The data API provides Clotho Tools a very simple way of looking up data. The API, combined with a "keyword" list allows tools to be written without complex queries or an understanding of how the underlying database is organized. Getting and saving data now simply relies on a basic datum object.

Step #2: Specification - Eugene

We have created a domain specific language named Eugene for the specification of biological constructs.
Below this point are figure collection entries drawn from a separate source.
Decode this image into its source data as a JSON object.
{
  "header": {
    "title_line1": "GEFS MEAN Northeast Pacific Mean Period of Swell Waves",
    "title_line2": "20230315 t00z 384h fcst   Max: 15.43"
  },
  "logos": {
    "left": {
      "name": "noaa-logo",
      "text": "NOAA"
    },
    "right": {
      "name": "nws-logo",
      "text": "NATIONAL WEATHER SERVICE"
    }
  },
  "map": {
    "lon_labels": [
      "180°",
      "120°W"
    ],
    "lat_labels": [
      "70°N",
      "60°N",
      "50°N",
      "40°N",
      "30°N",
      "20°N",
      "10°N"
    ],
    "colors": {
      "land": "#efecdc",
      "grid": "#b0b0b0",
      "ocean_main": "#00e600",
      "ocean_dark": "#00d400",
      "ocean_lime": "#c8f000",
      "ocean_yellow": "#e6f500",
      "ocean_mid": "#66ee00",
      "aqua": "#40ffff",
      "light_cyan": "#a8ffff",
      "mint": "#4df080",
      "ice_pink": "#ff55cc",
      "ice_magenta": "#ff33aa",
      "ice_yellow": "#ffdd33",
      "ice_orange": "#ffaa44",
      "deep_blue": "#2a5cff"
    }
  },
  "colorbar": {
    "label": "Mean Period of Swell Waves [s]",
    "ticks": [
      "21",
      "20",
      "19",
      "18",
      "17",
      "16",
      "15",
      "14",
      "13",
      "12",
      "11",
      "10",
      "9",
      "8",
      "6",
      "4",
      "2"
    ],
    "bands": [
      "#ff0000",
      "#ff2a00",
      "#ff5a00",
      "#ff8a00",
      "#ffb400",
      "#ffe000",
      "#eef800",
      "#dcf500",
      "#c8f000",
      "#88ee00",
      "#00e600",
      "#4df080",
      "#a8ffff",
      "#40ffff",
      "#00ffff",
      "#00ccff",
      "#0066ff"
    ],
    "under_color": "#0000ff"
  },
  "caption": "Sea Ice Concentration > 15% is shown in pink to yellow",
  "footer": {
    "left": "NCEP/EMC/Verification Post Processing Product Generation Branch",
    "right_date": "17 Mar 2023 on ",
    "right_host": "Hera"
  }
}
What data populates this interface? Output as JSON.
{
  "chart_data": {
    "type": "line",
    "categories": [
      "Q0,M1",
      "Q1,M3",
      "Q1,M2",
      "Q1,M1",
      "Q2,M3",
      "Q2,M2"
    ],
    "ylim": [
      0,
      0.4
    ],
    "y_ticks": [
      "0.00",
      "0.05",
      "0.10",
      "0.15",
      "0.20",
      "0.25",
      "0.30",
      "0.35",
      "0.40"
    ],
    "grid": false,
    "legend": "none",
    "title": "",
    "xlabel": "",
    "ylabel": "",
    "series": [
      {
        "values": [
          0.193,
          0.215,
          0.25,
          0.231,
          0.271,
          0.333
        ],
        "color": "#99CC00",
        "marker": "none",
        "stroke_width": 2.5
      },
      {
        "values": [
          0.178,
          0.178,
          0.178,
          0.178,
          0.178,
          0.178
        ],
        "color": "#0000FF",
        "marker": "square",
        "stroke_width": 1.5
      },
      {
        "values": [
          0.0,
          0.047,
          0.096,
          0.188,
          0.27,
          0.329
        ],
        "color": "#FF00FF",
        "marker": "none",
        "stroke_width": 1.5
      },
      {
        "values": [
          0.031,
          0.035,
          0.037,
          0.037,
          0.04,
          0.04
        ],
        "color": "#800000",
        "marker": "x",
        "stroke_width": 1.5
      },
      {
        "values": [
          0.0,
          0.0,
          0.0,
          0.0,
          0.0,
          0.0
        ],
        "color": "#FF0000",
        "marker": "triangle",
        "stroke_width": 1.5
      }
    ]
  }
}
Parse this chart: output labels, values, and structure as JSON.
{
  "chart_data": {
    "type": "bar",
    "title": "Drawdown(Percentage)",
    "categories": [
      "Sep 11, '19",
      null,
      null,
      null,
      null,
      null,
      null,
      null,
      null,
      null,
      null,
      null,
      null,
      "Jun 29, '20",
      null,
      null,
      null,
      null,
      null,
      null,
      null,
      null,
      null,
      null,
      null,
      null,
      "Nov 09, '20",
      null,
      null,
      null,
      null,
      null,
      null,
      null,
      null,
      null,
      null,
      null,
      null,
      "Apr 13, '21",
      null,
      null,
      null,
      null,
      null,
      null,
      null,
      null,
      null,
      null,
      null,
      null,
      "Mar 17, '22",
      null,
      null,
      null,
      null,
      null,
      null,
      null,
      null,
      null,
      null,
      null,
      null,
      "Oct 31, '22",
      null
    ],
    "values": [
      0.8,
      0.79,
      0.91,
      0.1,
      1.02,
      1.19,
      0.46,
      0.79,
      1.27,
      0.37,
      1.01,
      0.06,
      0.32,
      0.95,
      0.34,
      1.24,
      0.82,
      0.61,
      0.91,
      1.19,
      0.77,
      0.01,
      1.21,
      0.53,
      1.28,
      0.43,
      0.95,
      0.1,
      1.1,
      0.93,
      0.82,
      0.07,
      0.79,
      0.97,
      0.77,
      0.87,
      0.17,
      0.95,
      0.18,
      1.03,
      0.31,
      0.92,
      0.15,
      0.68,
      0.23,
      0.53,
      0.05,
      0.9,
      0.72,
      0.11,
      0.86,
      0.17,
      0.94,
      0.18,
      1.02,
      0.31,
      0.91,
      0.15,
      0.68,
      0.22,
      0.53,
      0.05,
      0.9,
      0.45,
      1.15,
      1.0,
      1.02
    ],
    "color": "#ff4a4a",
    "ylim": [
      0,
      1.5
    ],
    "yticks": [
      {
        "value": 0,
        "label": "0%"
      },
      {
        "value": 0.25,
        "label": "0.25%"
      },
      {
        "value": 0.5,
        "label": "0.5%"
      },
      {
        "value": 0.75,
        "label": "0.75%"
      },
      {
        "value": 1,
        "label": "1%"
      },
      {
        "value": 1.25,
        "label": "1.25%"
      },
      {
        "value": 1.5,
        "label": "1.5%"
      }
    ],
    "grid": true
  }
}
Not only does this allow users to capture and share human readable specifications but also the specification is now a language which can be executed by Clotho tools as an executable specification for the creation of devices, the specification of rules, and a intermediate data exchange format between tools.

For example let's say you know that you want a basic device consisting of a promoter, ribosome binding site, an open-reading frame, and then a terminator. You can quickly specify this in Eugene. You can now share this high level design with others without actually specifying any low level details (e.g. the DNA sequence).

The next step would be to specify rules. You can specify that the promoter must have a specify strength, the binding site have a certain sequence, and the terminator be of a certain type. These rules will be triggered if a device is constructed with does not comply with these specification.

Finally, the executable nature of Eugene allows for permutations of devices which do not break rules to be generated automatically. In this way, large sets of correct-by-construction devices can be created and sent to other tools or assembly workflows.

Step #3: Construction - Spectacles

In order to design composite devices, Spectacles provides a visual editing environment. Not only does this allow for a complete drag and drop "schematic" editor style design experience, but it also checks and enforces Eugene based rules, provides visual cues regarding the design's properties, and is completely integrated with the rest of the Cloth design environment. The latter allows the user to assign actual parts from registries to the functional concept captured by Spectacles.

The key here is that Eugene allows for abstract devices to be specified. Actual implementations (assigning DNA parts) can be done with Spectacles. Spectacles is a fully functioning Clotho tool which gives it access to number of other tools so that it is part of a complete design flow. Spectacles also produces Eugene files as well which can then be used in other parts of the design flow or by future Eugene-specific tools.

Step #4: Physical Assembly - Kepler

Once all the design has been done, it will be meaningless unless there is a path to physically create the DNA for the device. We are able to do this by leveraging knowledge about a parts construction (from Spectacles), its physical location in a plate (from Clotho's part's manager), its optimal assembly (via the algorithm manger), and the workflow to generate files for a liquid handling robot (via Kepler). Together we have created a flow whereby one can complete a design flow from start to finish from the comfort of their own computer.

Step #5: Design Flows

Design Flow Overview - Here we illustrate the interaction between Eugene, Spectacles, Kepler and Clotho. This is done via the Communication and Data APIs.

The key to a truly useful set of tools is a design flow that helps the designer not only be more productive and efficient but also perform correct-by-construction design. The figure above shows such a workflow. Here we point out the close relationship between the specification process in Eugene and the construction process in Spectacles. In addition we highlight the need for Data and Communication APIs. The dotted lines encapsulate tools within the Clotho framework. Kepler is an external tool which we are able to communicate to with the help of a special tool for invoking java methods remotely from other programs. This design flow represents the the power of creating tools which each handle different parts of the design process and are unified formally in a complete design environment.